Bu ayete göre; kendisine itaat edilmesi gereken en büyük otorite, şüphesiz ki, tüm alemlerin Rabbi olan Allah'tır. O'na itaat her itâattan önce gelir, O'nun buyruğu tüm buyruklardan üstündür. Kendisinden başkasına itaat, ancak O'nun izniyle ve müsaade ettiği ölçüde mümkündür. Müslümanlar Allah'tan başka otoritelere itaat edemezler ancak Allah'a kulluk yapıp ona itaat ederler. İslam cemaatinde seçilen lidere itaat vahye uyduğu vahyi ölçüleri sınırları aşmadığı sürece meşru ve doğrudur. Toplumsal bir varlık olan insanlar için cemaat oluşturma, vahyin adaletin birlikte şahitliğini yapmak, birlikte zulme karşı çıkmak kaçınılmaz görevlerdir. Bu kurulan cemaatin iç işleyişi ve siyasi, sosyal konulardaki kararlarını alma sorumluluğu Rasulün Mekke'de ve Medine dönemindeki örnekliği gibi istişare temelli olmak zorunludur. Rabbimiz Şura suresi 37- 39 ayetleri arasında müminlerin bu özelliklerini şöyle belirtmiştir:

''Onlar ki, büyük günahlardan ve çirkin işlerden kaçınırlar. Kızdıkları zaman bağışlarlar.

Rablerinin çağrısına uyar ve namazı kılarlar. İşleri aralarında danışma iledir. Kendilerine verdiğimiz rızıktan hayra harcarlar.

Bir zulme/haksızlığa uğradıklarında birlikte karşı koyarlar.''

İslam cemaatinin vahyin/adaletin şahitliğini yapmaya çalışırken bulunduğu toplumun şartlarını, kendi gücünü hesap etmesi, hikmetle içinde bulunduğu şartlara/safhaya göre davranması tedricilik ilkesi açısından kaçınılmazdır.

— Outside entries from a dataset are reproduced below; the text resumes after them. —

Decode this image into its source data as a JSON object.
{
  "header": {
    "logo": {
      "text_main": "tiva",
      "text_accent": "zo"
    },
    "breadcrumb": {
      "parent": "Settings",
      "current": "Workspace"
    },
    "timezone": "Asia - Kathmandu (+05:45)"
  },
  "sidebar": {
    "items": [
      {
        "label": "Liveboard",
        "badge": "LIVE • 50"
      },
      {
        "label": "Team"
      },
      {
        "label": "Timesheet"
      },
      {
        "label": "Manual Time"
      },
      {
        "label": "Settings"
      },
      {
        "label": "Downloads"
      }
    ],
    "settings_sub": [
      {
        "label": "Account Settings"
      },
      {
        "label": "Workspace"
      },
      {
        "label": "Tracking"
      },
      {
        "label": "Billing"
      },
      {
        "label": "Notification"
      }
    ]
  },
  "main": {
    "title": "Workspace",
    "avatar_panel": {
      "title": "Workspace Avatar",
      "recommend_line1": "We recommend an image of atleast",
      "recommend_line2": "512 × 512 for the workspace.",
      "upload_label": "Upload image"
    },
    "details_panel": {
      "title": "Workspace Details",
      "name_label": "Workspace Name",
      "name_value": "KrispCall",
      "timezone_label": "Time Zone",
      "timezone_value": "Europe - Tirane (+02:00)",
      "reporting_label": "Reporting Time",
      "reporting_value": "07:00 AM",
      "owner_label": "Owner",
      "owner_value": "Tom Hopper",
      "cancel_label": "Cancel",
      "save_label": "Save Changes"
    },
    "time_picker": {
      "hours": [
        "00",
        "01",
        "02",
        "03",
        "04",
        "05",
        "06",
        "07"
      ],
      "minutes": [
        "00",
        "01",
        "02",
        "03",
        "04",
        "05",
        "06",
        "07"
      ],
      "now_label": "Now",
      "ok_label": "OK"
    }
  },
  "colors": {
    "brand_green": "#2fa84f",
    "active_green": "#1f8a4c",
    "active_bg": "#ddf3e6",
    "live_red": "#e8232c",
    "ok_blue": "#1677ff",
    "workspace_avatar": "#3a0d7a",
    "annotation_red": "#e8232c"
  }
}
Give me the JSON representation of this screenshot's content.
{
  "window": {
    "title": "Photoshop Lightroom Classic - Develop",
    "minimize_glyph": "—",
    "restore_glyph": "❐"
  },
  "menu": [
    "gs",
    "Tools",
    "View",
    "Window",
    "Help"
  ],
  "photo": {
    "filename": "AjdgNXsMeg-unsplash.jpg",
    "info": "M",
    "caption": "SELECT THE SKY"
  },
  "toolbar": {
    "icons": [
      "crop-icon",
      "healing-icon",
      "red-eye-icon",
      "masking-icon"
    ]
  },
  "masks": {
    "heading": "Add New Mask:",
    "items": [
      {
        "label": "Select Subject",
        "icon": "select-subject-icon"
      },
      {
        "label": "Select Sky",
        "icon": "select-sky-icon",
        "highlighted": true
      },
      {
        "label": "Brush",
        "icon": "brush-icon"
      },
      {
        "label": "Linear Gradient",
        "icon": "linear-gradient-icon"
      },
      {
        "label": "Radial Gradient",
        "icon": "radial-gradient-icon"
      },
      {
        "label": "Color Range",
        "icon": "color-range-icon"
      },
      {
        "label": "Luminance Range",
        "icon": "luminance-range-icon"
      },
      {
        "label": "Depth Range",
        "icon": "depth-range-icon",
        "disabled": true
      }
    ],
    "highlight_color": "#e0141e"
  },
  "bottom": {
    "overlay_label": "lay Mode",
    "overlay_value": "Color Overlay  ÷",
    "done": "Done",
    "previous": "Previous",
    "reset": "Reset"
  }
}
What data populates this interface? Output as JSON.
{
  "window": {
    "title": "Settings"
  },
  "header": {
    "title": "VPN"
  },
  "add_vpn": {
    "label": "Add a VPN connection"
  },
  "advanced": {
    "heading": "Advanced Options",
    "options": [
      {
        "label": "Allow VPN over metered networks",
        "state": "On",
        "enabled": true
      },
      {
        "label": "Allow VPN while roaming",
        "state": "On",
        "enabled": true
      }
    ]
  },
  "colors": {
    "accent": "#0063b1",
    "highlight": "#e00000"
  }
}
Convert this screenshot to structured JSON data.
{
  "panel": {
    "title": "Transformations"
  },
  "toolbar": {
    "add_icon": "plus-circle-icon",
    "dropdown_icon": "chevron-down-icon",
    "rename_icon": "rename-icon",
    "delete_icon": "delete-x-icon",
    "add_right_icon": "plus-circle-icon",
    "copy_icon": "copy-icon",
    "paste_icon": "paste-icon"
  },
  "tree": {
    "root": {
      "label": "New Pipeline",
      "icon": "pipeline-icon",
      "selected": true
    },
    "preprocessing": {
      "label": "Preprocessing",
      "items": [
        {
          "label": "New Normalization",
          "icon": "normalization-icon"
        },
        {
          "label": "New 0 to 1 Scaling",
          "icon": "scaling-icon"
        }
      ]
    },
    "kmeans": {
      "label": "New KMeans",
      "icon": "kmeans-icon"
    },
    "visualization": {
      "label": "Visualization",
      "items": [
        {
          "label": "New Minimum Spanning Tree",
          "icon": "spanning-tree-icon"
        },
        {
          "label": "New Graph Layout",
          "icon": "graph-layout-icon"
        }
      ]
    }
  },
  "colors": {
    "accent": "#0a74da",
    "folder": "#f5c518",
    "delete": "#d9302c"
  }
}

Rasulün mücadelesinde ve tüm peygamberlerde Kur'an bunun bir çok örneğini vermektedir.

Verilen aradan sonra ikinci bölümde Örs günümüz müslümanlarını görev ve sorumlukları hakkında örneklerde vererek açıklamalarda bulundu. Seminer sorulan soruların cevaplanmasıyla son buldu.